Is Influencer Marketing Effective?


I’ve kind of already answered that question. Take a look at the examples where big brands used influencer marketing.


We can take a look at this question from another angle.

Why do we need marketing? Claude Hopkins believes that marketing is meant to single out one man out of a hundred and that man should be no one but our target customer.

Let us admit that conventional or digital marketing without influencers has failed to make it possible.

Even Facebook’s laser targeting tool fails to reach the exact kind of person who will buy your product or your client’s product.

This is the exact problem that influencer marketing addresses. For example, suppose your product is edible, and the target demographic is teens. In that case, you can hire a teen star (male or female) to endorse the product, which will directly approach the target audience.

Simply put, it helps the brands locate and directly advertise to their target audience.

It is helpful because it uses the sense of loyalty that a celebrity’s fans have for them. And this is precisely where it becomes tricky as well.

If you make a wrong assessment, pick a male celebrity to attract a male audience (usually considered a flaw because men love women, even if it is an ad about shaving cream). Your influencer marketing will only turn out to be a big-time failure.

What’s Micro vs. Macro in Influencer Marketing?

The terms “micro influencer” and “macro influencer” are not very well known to commoners who do not try influencer marketing.

Let us try to understand what micro-influencer marketing and macro-influencer marketing are.

As we know, micro means small, and macro is large. In everyday use, micro is a prefix used for a small-scale thing, e.g., micro business, and macro is used for large scale, e.g., macroeconomics.


Considering these examples, here is what micro and macro influencer marketing are and which one is better compared to the other.

Micro Marketing

A micro-influencer is a person whose impact is on a small scale. They are the people who do not have an approach to a vast audience and do not cover a business’s entire audience.

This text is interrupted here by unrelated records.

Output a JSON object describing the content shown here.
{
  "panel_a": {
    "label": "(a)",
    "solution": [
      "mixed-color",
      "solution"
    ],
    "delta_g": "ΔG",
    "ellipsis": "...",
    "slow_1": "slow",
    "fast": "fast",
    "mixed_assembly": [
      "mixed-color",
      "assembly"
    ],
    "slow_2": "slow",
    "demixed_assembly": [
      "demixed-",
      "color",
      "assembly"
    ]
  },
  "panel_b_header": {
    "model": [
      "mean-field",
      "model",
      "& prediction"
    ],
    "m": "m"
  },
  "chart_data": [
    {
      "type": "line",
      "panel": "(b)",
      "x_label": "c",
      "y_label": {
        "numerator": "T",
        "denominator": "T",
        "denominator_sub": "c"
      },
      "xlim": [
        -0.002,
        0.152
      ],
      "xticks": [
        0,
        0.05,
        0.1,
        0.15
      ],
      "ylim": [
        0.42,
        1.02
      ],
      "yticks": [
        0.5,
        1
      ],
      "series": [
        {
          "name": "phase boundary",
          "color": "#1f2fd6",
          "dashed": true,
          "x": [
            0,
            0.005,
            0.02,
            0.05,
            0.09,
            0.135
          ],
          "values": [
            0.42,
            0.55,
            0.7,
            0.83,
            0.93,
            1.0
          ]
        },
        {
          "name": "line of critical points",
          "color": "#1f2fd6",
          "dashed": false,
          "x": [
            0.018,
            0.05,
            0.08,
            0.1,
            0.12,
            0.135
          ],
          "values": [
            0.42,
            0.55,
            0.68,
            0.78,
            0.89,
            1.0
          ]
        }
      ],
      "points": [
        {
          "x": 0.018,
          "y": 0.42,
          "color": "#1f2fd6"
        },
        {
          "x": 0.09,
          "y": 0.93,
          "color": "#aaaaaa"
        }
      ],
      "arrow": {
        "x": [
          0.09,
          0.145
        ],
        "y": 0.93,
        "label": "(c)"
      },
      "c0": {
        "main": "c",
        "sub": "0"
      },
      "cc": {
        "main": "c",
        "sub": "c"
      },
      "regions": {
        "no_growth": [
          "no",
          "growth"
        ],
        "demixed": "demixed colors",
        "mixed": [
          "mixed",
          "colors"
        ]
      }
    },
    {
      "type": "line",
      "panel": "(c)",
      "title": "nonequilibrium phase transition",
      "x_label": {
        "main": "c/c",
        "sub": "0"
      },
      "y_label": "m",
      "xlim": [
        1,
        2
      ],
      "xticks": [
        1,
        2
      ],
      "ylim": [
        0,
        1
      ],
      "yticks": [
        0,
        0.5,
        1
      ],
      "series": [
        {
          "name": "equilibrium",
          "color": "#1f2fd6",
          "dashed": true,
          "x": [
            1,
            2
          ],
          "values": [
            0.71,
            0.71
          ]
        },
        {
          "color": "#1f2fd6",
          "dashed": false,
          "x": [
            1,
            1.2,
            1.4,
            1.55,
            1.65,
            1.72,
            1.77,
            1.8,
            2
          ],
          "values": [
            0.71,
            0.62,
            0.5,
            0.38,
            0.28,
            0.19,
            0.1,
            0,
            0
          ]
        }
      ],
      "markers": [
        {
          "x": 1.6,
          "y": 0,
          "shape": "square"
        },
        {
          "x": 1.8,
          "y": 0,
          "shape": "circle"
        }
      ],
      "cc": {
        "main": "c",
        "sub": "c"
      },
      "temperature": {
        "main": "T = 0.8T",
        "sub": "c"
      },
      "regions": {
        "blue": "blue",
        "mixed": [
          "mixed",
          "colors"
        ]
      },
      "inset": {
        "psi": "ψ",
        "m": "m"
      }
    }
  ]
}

If you ask me for an example, they are vloggers, bloggers, Instagram models, and somewhat famous podcast guys.

They are the people who can approach from 10,000 to a maximum of a few hundred thousand followers or audience.

The best example of such influencers is tech review, guys. Now if the best of them have a few hundred thousand viewers on YouTube, you can use them for your tech products.

Brands dictate they use a particular product in a review and endorse it. The impact is negligible in this case.

Macro Marketing

Now we’re talking!

Macro influencers are famous people. They can be from social media, but they are renowned as F.

We mostly have athletes, models, actors, singers, etc., in this category. Simply put, people with a huge fan following are found in this group, and thus their influence is also huge.

For example, Kylie Jenner did some influencer marketing for Bumble BeeHive and got one million+ likes for Bumble.

Micro vs. Macro Marketing

As explained, a micro-influencer is small-scale, and a macro is a big-scale influencer.

There are pros and cons for each of them.

For example, a macro influencer reaches out to many target audiences, bringing in colossal ROI and traffic.

But on the other side, if you use a micro-influencer narrow down the market and want to have all the shebang with the budget, a micro-influencer is the best choice.

Quick Tipmicro-influencers I’ve talked a lot about all the critical aspects of influencer marketing; here are some quick tips before I say goodbye:

  • Identify micro and macro influencers who belong to your niche and who can affect it.
  • Create your campaign around a story that should involve that influencer.
  • Spot on the analytics and see how influencer marketing is affecting your audience.
  • Ensure that social media features the campaign on all great handles, e.g., YouTube, Facebook, Instagram, etc.
  • Make sure that you run social media and Google ads based on the campaign

I am pretty sure you can do more with less if you follow these tips. Best of luck!